Shannon Cole watched him go. Then she bent above the discarded figure of little Tom-Tom, who lay on his back and goggled woodenly up at her. She put out a hand toward him, and her full raspberry-tinted lips trembled. Then she, too, left.
And old Bratton stole from his hiding, to where lay the dummy. Lifting it, he realized that here was what he wanted. Again he spoke aloud—he never held with the belief that talking to oneself is the second or third stage of insanity:
“Clever one, that Gascon. This thing’s anatomically perfect, even to the jointed fingers.” Thrusting his arm through the slit in the back, he explored the hollow body and head. “Space for organs—yes, every movement and reaction provided for—and a personality.”
He straightened up, the figure in his arms. “That’s it! That’s why I’ve failed! My figures were dead before they began, but this one has life!” He was muttering breathlessly. “It’s like a worn shoe, or an inhabited house, or a favorite chair. I don’t have to add the life force, I need only to stimulate what’s here.”
Ben Gascon, at the stage door, had telephoned for a taxi. He turned at the sound of approaching footsteps, and faced old Bratton, who carried Tom-Tom.
“Mr. Gascon—this dummy—”
“I’m through with him,” said Gascon shortly.
“Then, can I have him?”
Tom-Tom seemed to stare at Gascon. Was it mockery, or pleading, in those bulging eyes?
“Take him and welcome,” said Gascon, and strode out to wait for his taxi.

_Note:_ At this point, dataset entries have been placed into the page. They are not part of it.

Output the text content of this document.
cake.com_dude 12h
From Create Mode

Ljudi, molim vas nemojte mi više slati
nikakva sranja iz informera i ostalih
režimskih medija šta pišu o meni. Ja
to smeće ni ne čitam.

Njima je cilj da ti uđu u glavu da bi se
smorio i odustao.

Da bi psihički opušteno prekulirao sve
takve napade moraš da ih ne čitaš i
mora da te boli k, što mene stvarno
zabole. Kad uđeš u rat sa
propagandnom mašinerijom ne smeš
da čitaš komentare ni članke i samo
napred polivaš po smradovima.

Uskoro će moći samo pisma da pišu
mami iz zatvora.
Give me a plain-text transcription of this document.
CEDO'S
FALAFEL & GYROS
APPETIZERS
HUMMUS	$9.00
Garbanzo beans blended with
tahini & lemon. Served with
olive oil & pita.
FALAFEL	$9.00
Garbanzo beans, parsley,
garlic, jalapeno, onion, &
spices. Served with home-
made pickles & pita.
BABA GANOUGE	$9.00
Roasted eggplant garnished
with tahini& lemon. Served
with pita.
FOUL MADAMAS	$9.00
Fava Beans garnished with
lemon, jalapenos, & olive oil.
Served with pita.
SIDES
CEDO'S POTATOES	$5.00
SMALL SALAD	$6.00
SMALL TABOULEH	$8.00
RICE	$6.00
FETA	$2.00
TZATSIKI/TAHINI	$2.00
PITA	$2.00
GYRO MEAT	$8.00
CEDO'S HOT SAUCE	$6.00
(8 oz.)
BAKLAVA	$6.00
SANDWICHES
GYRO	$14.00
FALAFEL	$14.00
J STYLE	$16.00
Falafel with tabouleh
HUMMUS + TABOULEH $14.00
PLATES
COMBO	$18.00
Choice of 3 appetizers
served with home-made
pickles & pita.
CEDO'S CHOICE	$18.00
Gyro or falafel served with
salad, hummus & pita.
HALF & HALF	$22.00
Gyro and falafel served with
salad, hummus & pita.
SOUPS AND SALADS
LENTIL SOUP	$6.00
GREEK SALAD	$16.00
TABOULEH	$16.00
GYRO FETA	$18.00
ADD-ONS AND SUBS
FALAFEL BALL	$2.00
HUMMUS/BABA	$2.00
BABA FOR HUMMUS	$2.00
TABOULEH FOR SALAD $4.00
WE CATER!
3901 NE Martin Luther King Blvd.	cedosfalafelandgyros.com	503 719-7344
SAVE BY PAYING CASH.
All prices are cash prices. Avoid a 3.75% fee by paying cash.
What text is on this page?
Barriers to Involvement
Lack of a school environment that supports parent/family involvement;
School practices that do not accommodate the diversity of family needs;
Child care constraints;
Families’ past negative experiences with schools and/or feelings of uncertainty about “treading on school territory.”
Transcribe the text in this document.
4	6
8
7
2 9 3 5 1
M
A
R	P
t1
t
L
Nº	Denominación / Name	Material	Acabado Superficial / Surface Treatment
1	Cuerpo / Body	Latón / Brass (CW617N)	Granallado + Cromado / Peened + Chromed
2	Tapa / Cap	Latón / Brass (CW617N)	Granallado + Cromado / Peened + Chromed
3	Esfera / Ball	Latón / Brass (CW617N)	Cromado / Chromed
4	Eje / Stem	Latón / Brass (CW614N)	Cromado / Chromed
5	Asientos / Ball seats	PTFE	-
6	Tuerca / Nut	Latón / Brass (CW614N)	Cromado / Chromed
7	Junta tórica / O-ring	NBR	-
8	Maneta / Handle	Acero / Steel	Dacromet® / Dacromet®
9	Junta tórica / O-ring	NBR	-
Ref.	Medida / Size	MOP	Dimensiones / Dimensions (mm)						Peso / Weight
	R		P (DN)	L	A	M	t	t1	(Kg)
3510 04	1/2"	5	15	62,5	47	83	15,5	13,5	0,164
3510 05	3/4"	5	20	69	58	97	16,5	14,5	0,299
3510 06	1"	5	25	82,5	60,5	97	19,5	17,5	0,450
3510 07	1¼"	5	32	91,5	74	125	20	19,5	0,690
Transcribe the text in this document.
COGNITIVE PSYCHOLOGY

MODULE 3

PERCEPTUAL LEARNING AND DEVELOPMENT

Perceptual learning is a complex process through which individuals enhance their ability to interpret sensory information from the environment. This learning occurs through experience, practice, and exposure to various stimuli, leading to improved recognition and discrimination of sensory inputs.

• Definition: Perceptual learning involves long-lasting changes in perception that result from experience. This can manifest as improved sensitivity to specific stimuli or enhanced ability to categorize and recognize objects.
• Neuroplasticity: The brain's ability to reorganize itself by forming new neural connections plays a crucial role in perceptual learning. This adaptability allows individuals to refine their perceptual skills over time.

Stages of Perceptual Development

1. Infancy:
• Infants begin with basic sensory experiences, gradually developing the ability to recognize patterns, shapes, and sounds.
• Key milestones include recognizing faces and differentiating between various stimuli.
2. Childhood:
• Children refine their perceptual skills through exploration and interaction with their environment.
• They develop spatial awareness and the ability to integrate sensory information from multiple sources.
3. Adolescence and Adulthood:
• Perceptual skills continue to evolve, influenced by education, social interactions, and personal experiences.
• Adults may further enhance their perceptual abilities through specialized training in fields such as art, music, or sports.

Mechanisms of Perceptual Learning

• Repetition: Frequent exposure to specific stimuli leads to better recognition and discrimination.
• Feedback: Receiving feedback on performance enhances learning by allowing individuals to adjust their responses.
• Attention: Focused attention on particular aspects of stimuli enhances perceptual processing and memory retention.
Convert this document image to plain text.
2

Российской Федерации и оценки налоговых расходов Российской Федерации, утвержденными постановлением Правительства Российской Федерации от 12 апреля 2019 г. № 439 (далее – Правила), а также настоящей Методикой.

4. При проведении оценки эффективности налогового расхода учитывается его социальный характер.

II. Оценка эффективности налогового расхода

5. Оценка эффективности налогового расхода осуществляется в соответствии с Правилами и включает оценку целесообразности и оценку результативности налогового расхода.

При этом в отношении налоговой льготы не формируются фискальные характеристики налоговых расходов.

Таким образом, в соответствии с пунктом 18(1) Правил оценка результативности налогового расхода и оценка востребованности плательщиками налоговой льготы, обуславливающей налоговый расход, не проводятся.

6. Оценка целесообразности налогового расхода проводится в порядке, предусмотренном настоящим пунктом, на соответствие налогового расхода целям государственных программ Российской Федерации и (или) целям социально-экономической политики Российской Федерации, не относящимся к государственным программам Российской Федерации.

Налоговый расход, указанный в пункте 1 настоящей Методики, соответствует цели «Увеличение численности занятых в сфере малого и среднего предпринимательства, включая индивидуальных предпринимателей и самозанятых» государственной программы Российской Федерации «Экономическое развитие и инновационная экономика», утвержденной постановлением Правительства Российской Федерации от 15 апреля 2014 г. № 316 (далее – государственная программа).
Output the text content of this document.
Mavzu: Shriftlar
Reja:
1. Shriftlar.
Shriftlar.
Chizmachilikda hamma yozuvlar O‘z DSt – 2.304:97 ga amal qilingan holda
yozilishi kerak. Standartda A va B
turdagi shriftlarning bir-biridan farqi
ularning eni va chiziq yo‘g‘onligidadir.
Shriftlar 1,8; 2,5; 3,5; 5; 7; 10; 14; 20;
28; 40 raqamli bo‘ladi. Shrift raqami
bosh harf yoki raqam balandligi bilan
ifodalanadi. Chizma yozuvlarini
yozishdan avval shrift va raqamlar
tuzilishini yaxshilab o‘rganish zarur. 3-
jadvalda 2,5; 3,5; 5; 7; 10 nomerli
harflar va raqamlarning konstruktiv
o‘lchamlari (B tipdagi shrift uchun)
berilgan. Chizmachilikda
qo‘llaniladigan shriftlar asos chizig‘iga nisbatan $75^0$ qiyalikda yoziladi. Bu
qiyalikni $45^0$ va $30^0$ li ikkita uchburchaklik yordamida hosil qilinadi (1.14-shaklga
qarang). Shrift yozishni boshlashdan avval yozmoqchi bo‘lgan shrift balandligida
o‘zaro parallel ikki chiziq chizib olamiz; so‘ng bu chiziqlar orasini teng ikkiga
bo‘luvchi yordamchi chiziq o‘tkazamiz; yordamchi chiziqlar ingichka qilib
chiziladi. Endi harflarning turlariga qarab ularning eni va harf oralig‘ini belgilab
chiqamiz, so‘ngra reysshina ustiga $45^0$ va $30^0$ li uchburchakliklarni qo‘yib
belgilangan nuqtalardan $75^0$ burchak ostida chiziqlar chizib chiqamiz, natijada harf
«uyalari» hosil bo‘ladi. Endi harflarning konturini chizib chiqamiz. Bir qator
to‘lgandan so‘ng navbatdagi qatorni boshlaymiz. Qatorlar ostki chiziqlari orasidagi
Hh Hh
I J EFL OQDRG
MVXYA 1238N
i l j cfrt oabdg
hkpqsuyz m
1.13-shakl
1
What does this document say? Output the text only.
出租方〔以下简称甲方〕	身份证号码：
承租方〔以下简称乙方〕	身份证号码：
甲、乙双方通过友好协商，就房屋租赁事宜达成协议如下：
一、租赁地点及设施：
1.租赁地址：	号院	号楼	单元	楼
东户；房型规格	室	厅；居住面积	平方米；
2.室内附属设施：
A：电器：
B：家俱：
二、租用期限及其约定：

When old Bratton finished his cleaning that night, he carried away a bulky bundle wrapped in newspapers. He returned to his lodgings, but not to eat or sleep. First he filled the emptiness of Tom-Tom’s head and body with the best items culled from his unsuccessful robots—a cunning brain-device, all intricate wiring and radiating tubes set in a mass of synthetic plasm; a complex system of wheels, switches and tubes, in the biggest hollow where a heart, lungs and stomach should be; special wires, of his own alloy, connecting to the ingenious muscles of rubberette that Ben Gascon had devised for Tom-Tom’s arms, legs and fingers; a jointed spinal column of aluminum; an artificial voice-box just inside the moveable jaws; and wondrous little marble-shaped camera developments for eyes, in place of the moveable mockeries in Tom-Tom’s sockets.
It was almost dawn before old Bratton stitched up the slit in the back of Tom-Tom’s little checked shirt, and laid the completed creation upon the bedlike slab that was midmost of his great fabric of machinery in the rear room. To Tom-Tom’s wrists, ankles, and throat he clamped the leads of powerful terminals. With a gingerly care like that of a surgeon at a delicate operation, he advanced a switch so as to throw the right amount of current into play.